3. i had to upgrade my cell phone plan to unlimited everything today. i've been putting it off, but the truth of the matter is that Freedom Revolution has taken off with such speed that even the small, anticipatory upgrade i made last month wasn't enough. today, i used 25% of my monthly any-time minutes. holy crap! but gee whiz, i sure am grateful that i'm so busy with this business that i'm racing to keep up rather than screaming with frustration that i'm going nowhere.
4. i slept soooo much today! i was up until 5am writing, and just focusing on things that i'd been neglecting the last few days. it was really hard for me to get started this morning, and i kind of slugged through most of my day. but i'm thankful, because i don't know how long it's been since i've given myself permission to just slow down and rest, take care of myself, and do those things i kept saying i'd do "when i have time." they say your business only grows to the extent that you do.

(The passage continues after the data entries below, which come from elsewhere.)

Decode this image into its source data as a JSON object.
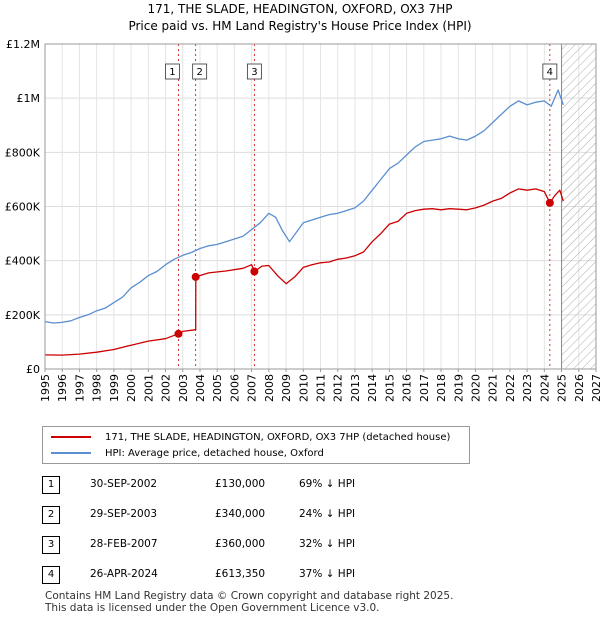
{
  "title_line1": "171, THE SLADE, HEADINGTON, OXFORD, OX3 7HP",
  "title_line2": "Price paid vs. HM Land Registry's House Price Index (HPI)",
  "colors": {
    "property": "#cc0000",
    "hpi": "#5b8fd0",
    "marker": "#cc0000",
    "hatch": "#aaaaaa"
  },
  "legend": {
    "property_label": "171, THE SLADE, HEADINGTON, OXFORD, OX3 7HP (detached house)",
    "hpi_label": "HPI: Average price, detached house, Oxford"
  },
  "transactions": [
    {
      "num": "1",
      "date": "30-SEP-2002",
      "price": "£130,000",
      "hpi": "69% ↓ HPI"
    },
    {
      "num": "2",
      "date": "29-SEP-2003",
      "price": "£340,000",
      "hpi": "24% ↓ HPI"
    },
    {
      "num": "3",
      "date": "28-FEB-2007",
      "price": "£360,000",
      "hpi": "32% ↓ HPI"
    },
    {
      "num": "4",
      "date": "26-APR-2024",
      "price": "£613,350",
      "hpi": "37% ↓ HPI"
    }
  ],
  "footer_line1": "Contains HM Land Registry data © Crown copyright and database right 2025.",
  "footer_line2": "This data is licensed under the Open Government Licence v3.0.",
  "chart_data": {
    "type": "line",
    "title": "171, THE SLADE, HEADINGTON, OXFORD, OX3 7HP",
    "subtitle": "Price paid vs. HM Land Registry's House Price Index (HPI)",
    "xlim": [
      1995,
      2027
    ],
    "ylim": [
      0,
      1200000
    ],
    "y_ticks": [
      {
        "value": 0,
        "label": "£0"
      },
      {
        "value": 200000,
        "label": "£200K"
      },
      {
        "value": 400000,
        "label": "£400K"
      },
      {
        "value": 600000,
        "label": "£600K"
      },
      {
        "value": 800000,
        "label": "£800K"
      },
      {
        "value": 1000000,
        "label": "£1M"
      },
      {
        "value": 1200000,
        "label": "£1.2M"
      }
    ],
    "x_ticks": [
      "1995",
      "1996",
      "1997",
      "1998",
      "1999",
      "2000",
      "2001",
      "2002",
      "2003",
      "2004",
      "2005",
      "2006",
      "2007",
      "2008",
      "2009",
      "2010",
      "2011",
      "2012",
      "2013",
      "2014",
      "2015",
      "2016",
      "2017",
      "2018",
      "2019",
      "2020",
      "2021",
      "2022",
      "2023",
      "2024",
      "2025",
      "2026",
      "2027"
    ],
    "hatched_from": 2025.0,
    "sales": [
      {
        "label": "1",
        "x": 2002.75,
        "y": 130000
      },
      {
        "label": "2",
        "x": 2003.75,
        "y": 340000
      },
      {
        "label": "3",
        "x": 2007.16,
        "y": 360000
      },
      {
        "label": "4",
        "x": 2024.32,
        "y": 613350
      }
    ],
    "series": [
      {
        "name": "171, THE SLADE, HEADINGTON, OXFORD, OX3 7HP (detached house)",
        "points": [
          [
            1995.0,
            52000
          ],
          [
            1996.0,
            51500
          ],
          [
            1997.0,
            55000
          ],
          [
            1998.0,
            62000
          ],
          [
            1999.0,
            72000
          ],
          [
            2000.0,
            88000
          ],
          [
            2001.0,
            103000
          ],
          [
            2002.0,
            112000
          ],
          [
            2002.75,
            130000
          ],
          [
            2003.0,
            139000
          ],
          [
            2003.75,
            145000
          ],
          [
            2003.76,
            340000
          ],
          [
            2004.5,
            355000
          ],
          [
            2005.5,
            362000
          ],
          [
            2006.5,
            372000
          ],
          [
            2007.0,
            385000
          ],
          [
            2007.16,
            360000
          ],
          [
            2007.6,
            380000
          ],
          [
            2008.0,
            382000
          ],
          [
            2008.5,
            345000
          ],
          [
            2009.0,
            315000
          ],
          [
            2009.5,
            340000
          ],
          [
            2010.0,
            375000
          ],
          [
            2010.5,
            385000
          ],
          [
            2011.0,
            392000
          ],
          [
            2011.5,
            395000
          ],
          [
            2012.0,
            405000
          ],
          [
            2012.5,
            410000
          ],
          [
            2013.0,
            418000
          ],
          [
            2013.5,
            432000
          ],
          [
            2014.0,
            470000
          ],
          [
            2014.5,
            500000
          ],
          [
            2015.0,
            535000
          ],
          [
            2015.5,
            545000
          ],
          [
            2016.0,
            575000
          ],
          [
            2016.5,
            585000
          ],
          [
            2017.0,
            590000
          ],
          [
            2017.5,
            592000
          ],
          [
            2018.0,
            588000
          ],
          [
            2018.5,
            592000
          ],
          [
            2019.0,
            590000
          ],
          [
            2019.5,
            588000
          ],
          [
            2020.0,
            595000
          ],
          [
            2020.5,
            605000
          ],
          [
            2021.0,
            620000
          ],
          [
            2021.5,
            630000
          ],
          [
            2022.0,
            650000
          ],
          [
            2022.5,
            665000
          ],
          [
            2023.0,
            660000
          ],
          [
            2023.5,
            665000
          ],
          [
            2024.0,
            655000
          ],
          [
            2024.32,
            613350
          ],
          [
            2024.6,
            640000
          ],
          [
            2024.9,
            660000
          ],
          [
            2025.1,
            620000
          ]
        ]
      },
      {
        "name": "HPI: Average price, detached house, Oxford",
        "points": [
          [
            1995.0,
            175000
          ],
          [
            1995.5,
            170000
          ],
          [
            1996.0,
            172000
          ],
          [
            1996.5,
            178000
          ],
          [
            1997.0,
            190000
          ],
          [
            1997.5,
            200000
          ],
          [
            1998.0,
            215000
          ],
          [
            1998.5,
            225000
          ],
          [
            1999.0,
            245000
          ],
          [
            1999.5,
            265000
          ],
          [
            2000.0,
            300000
          ],
          [
            2000.5,
            320000
          ],
          [
            2001.0,
            345000
          ],
          [
            2001.5,
            360000
          ],
          [
            2002.0,
            385000
          ],
          [
            2002.5,
            405000
          ],
          [
            2003.0,
            420000
          ],
          [
            2003.5,
            430000
          ],
          [
            2004.0,
            445000
          ],
          [
            2004.5,
            455000
          ],
          [
            2005.0,
            460000
          ],
          [
            2005.5,
            470000
          ],
          [
            2006.0,
            480000
          ],
          [
            2006.5,
            490000
          ],
          [
            2007.0,
            515000
          ],
          [
            2007.5,
            540000
          ],
          [
            2008.0,
            575000
          ],
          [
            2008.4,
            560000
          ],
          [
            2008.8,
            510000
          ],
          [
            2009.2,
            470000
          ],
          [
            2009.6,
            505000
          ],
          [
            2010.0,
            540000
          ],
          [
            2010.5,
            550000
          ],
          [
            2011.0,
            560000
          ],
          [
            2011.5,
            570000
          ],
          [
            2012.0,
            575000
          ],
          [
            2012.5,
            585000
          ],
          [
            2013.0,
            595000
          ],
          [
            2013.5,
            620000
          ],
          [
            2014.0,
            660000
          ],
          [
            2014.5,
            700000
          ],
          [
            2015.0,
            740000
          ],
          [
            2015.5,
            760000
          ],
          [
            2016.0,
            790000
          ],
          [
            2016.5,
            820000
          ],
          [
            2017.0,
            840000
          ],
          [
            2017.5,
            845000
          ],
          [
            2018.0,
            850000
          ],
          [
            2018.5,
            860000
          ],
          [
            2019.0,
            850000
          ],
          [
            2019.5,
            845000
          ],
          [
            2020.0,
            860000
          ],
          [
            2020.5,
            880000
          ],
          [
            2021.0,
            910000
          ],
          [
            2021.5,
            940000
          ],
          [
            2022.0,
            970000
          ],
          [
            2022.5,
            990000
          ],
          [
            2023.0,
            975000
          ],
          [
            2023.5,
            985000
          ],
          [
            2024.0,
            990000
          ],
          [
            2024.4,
            970000
          ],
          [
            2024.8,
            1030000
          ],
          [
            2025.1,
            975000
          ]
        ]
      }
    ]
  }
}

well, i grew a little myself, today.
5. reading back occasionally through some of my entries here during the time i'd allowed *m* to sludge up my life...wow. talk about serious depression... and i let him! amazing...
but before then, i was really getting on the pronoiac track and a lot of things were making real sense. but i wasn't ready for a relationship just yet. obviously, since i was still so easily influenced and let *m*'s own personal weakness drag me down. the lesson i learned with *sy* was to trust my own intuition and act accordingly, without delay. now, i do. things are really, finally starting to come together in amazing ways. i'm getting to know Delena of the Funkywild very well, and she has a beautiful personality and an unbelievably fantasmic heart.
i'm just grateful to all of you for sticking with me through all this amazing transition.